In my work, I grapple with public and private grief, melding the personal and the political. My longtime career as an animation artist, my filmmaking experience, and my degree in art history informs the art I make now.
In 1980, I opened Chelsea Animation Company in New York City, where I employed a team of artists and specialized in hand rendering commercials, shorts, features, and independent films. I later opened a second enterprise to restore collectable animation cels for clients, some of whom purchased art from Sotheby’s and Christie’s auctions. I continued to run both businesses after moving to Richmond, Virginia, in the 1990s. In Richmond I also collaborated with 2 writers to make a documentary film about a local peace activist who was awarded an international peace prize, Marii Hasegawa.
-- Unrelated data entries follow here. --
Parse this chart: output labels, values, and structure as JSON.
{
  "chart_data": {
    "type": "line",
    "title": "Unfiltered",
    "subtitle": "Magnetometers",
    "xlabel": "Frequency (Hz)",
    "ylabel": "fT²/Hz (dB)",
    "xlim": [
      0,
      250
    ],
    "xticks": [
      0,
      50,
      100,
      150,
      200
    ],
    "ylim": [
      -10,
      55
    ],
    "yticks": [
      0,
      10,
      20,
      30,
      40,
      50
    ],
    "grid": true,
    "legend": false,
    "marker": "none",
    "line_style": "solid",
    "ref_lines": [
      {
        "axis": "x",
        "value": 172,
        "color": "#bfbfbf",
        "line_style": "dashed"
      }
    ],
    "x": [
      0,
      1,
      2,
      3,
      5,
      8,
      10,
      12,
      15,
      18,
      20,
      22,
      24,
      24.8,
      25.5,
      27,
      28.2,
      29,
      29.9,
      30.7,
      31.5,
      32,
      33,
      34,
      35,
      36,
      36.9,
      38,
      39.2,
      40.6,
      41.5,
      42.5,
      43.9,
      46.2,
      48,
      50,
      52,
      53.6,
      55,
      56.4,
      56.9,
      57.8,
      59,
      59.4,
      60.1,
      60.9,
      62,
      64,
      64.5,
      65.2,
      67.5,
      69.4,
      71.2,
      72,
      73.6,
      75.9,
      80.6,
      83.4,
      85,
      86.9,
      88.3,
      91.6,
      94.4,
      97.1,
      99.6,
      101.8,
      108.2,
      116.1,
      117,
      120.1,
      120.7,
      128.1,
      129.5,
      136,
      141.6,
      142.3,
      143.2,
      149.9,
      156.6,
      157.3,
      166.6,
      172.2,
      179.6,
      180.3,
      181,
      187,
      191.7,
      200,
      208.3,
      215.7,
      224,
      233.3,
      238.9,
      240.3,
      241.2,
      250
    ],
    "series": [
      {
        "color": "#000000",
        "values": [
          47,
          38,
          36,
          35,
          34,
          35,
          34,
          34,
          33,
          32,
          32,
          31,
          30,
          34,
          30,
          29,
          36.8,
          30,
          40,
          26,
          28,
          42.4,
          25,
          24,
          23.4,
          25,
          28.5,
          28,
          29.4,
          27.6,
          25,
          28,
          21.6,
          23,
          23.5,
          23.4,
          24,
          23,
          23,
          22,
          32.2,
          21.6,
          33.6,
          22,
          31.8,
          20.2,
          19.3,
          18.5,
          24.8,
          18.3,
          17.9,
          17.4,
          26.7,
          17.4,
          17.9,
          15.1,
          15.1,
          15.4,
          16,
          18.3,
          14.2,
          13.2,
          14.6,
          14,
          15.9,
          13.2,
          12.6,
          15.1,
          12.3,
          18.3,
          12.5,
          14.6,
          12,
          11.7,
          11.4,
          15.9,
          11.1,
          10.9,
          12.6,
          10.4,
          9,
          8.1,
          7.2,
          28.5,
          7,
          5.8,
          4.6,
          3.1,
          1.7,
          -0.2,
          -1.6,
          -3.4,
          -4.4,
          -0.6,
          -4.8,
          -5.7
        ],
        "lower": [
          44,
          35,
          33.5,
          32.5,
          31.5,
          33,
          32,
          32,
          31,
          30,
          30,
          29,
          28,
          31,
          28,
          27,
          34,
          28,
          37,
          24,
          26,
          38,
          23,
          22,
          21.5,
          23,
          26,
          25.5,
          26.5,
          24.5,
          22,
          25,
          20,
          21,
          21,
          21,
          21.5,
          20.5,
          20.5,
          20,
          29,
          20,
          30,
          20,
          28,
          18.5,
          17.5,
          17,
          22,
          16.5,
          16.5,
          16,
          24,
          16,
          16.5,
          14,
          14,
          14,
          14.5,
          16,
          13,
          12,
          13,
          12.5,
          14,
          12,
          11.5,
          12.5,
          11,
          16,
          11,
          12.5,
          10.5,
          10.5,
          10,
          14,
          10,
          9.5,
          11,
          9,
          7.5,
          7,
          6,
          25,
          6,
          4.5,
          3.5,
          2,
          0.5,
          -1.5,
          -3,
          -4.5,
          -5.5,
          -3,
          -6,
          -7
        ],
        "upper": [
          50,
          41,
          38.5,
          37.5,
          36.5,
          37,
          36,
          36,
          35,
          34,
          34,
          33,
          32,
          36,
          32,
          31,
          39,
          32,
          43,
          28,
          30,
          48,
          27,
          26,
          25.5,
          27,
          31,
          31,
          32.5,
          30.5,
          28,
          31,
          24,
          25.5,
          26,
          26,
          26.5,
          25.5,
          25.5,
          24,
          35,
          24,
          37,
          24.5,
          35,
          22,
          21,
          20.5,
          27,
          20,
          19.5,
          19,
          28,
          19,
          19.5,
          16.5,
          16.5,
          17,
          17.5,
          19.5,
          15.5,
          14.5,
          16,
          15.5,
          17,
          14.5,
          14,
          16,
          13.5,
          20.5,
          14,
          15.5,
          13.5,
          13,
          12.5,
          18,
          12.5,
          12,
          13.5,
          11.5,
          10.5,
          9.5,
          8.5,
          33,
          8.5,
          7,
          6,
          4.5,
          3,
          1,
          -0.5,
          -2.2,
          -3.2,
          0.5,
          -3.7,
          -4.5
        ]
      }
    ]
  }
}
The film premiered at the James River Film Festival and was broadcast on the PBS affiliate, WCVE-TV.
I turned to studying and creating fine art to ease the destructive chaos I was experiencing, internally and externally, from a deep personal loss and from society’s collective losses—the worsening injustices here and abroad and the unabated threats to our planet. I gather images that strike me emotionally and sit with them until a process emerges. I work in the medium and style that best conveys my emotions at that moment. In re-experiencing loss, I hope to heal myself and console others as well.
I have been in numerous local shows and is now a member of Artspace Gallery in Richmond, Virginia.